Wow, this is a scary story. We also team, everyone wants their assignments per region. (I'll take the first 3 rooms, you take the next 3 rooms). I always struggle, especially because maybe the LPN had these pts for 2 days, and wants to keep them, even though 1 is not so good. As an RN, I would want the most unstable patients, however, a GI Bleed bowel prepping would probably be one of the more stable patients, unless he had a hemoglobin of 7.2. If I do give a trusted LPN a patient who is borderline, I do try to get in to see them. Not necessarily to assess them, but at least to eyeball them. (most of our LPN's are very experienced & float) But, being I have heavy patients, I don't always get in there. I will ask during the shift, maybe at break/lunch time - How's our stroke girl? I work an Ortho floor, so if we have a CVA pt, I always ask if my teammate LPN or RN is comfortable doing neuro checks, and I ask them to get me to help with turns, or washing them up so I can get a peek at the patient.

Specializes in Everything except surgery.
Wow, this is a scary story. We also team, everyone wants their assignments per region. (I'll take the first 3 rooms, you take the next 3 rooms). I always struggle, especially because maybe the LPN had these pts for 2 days, and wants to keep them, even though 1 is not so good. As an RN, I would want the most unstable patients, however, a GI Bleed bowel prepping would probably be one of the more stable patients, unless he had a hemoglobin of 7.2. If I do give a trusted LPN a patient who is borderline, I do try to get in to see them. Not necessarily to assess them, but at least to eyeball them. (most of our LPN's are very experienced & float) But, being I have heavy patients, I don't always get in there. I will ask during the shift, maybe at break/lunch time - How's our stroke girl? I work an Ortho floor, so if we have a CVA pt, I always ask if my teammate LPN or RN is comfortable doing neuro checks, and I ask them to get me to help with turns, or washing them up so I can get a peek at the patient.
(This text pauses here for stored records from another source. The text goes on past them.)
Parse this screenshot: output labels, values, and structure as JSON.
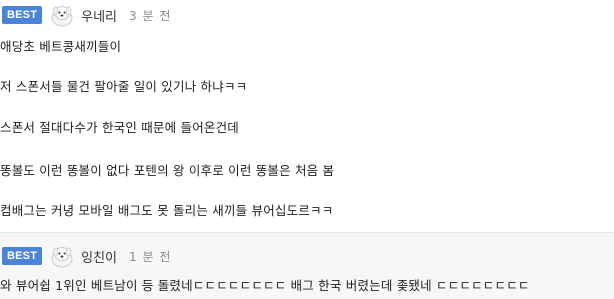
{
  "comments": [
    {
      "badge": "BEST",
      "author": "우네리",
      "time": "3 분 전",
      "lines": [
        "애당초 베트콩새끼들이",
        "저 스폰서들 물건 팔아줄 일이 있기나 하냐ㅋㅋ",
        "스폰서 절대다수가 한국인 때문에 들어온건데",
        "똥볼도 이런 똥볼이 없다 포텐의 왕 이후로 이런 똥볼은 처음 봄",
        "컴배그는 커녕 모바일 배그도 못 돌리는 새끼들 뷰어십도르ㅋㅋ"
      ]
    },
    {
      "badge": "BEST",
      "author": "잉친이",
      "time": "1 분 전",
      "lines": [
        "와 뷰어쉽 1위인 베트남이 등 돌렸네ㄷㄷㄷㄷㄷㄷㄷㄷ 배그 한국 버렸는데 좆됐네 ㄷㄷㄷㄷㄷㄷㄷㄷ"
      ]
    }
  ],
  "colors": {
    "badge_bg": "#4a84d9",
    "second_comment_bg": "#f7f7f7"
  },
  "icons": {
    "avatar": "white-dog-avatar-icon"
  }
}
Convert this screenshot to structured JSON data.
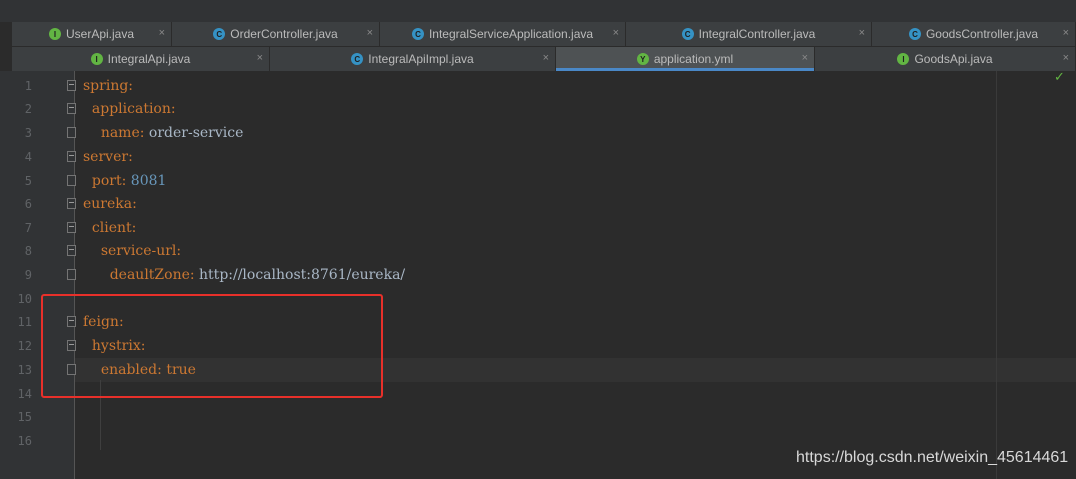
{
  "tabs_row1": [
    {
      "label": "UserApi.java",
      "icon": "I",
      "kind": "interface"
    },
    {
      "label": "OrderController.java",
      "icon": "C",
      "kind": "class"
    },
    {
      "label": "IntegralServiceApplication.java",
      "icon": "C",
      "kind": "class"
    },
    {
      "label": "IntegralController.java",
      "icon": "C",
      "kind": "class"
    },
    {
      "label": "GoodsController.java",
      "icon": "C",
      "kind": "class"
    }
  ],
  "tabs_row2": [
    {
      "label": "IntegralApi.java",
      "icon": "I",
      "kind": "interface"
    },
    {
      "label": "IntegralApiImpl.java",
      "icon": "C",
      "kind": "class"
    },
    {
      "label": "application.yml",
      "icon": "Y",
      "kind": "yaml",
      "active": true
    },
    {
      "label": "GoodsApi.java",
      "icon": "I",
      "kind": "interface"
    }
  ],
  "close_glyph": "×",
  "inspection_status": "✓",
  "lines": [
    {
      "n": "1",
      "key": "spring",
      "sep": ":",
      "value": ""
    },
    {
      "n": "2",
      "key": "application",
      "sep": ":",
      "value": ""
    },
    {
      "n": "3",
      "key": "name",
      "sep": ":",
      "value": " order-service"
    },
    {
      "n": "4",
      "key": "server",
      "sep": ":",
      "value": ""
    },
    {
      "n": "5",
      "key": "port",
      "sep": ":",
      "value": " 8081"
    },
    {
      "n": "6",
      "key": "eureka",
      "sep": ":",
      "value": ""
    },
    {
      "n": "7",
      "key": "client",
      "sep": ":",
      "value": ""
    },
    {
      "n": "8",
      "key": "service-url",
      "sep": ":",
      "value": ""
    },
    {
      "n": "9",
      "key": "deaultZone",
      "sep": ":",
      "value": " http://localhost:8761/eureka/"
    },
    {
      "n": "10",
      "key": "",
      "sep": "",
      "value": ""
    },
    {
      "n": "11",
      "key": "feign",
      "sep": ":",
      "value": ""
    },
    {
      "n": "12",
      "key": "hystrix",
      "sep": ":",
      "value": ""
    },
    {
      "n": "13",
      "key": "enabled",
      "sep": ":",
      "value": " true"
    },
    {
      "n": "14",
      "key": "",
      "sep": "",
      "value": ""
    },
    {
      "n": "15",
      "key": "",
      "sep": "",
      "value": ""
    },
    {
      "n": "16",
      "key": "",
      "sep": "",
      "value": ""
    }
  ],
  "watermark": "https://blog.csdn.net/weixin_45614461",
  "colors": {
    "key": "#cc7832",
    "number": "#6897bb",
    "text": "#a9b7c6",
    "highlight_box": "#e8302a",
    "active_tab_underline": "#4a88c7"
  }
}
Although I don't agree about the GI pt., especially since there is no real info given. It would depend on his underlying problems/DX, his speed of bleeding or how he tolerates it. As for his H&H...it would also depend on the pt. age/dx..etc.

But I do wish to say...I like the way you supervise, and maybe if that RN has asked the LPN about her pt. during the night...she might have remember to go check on him:).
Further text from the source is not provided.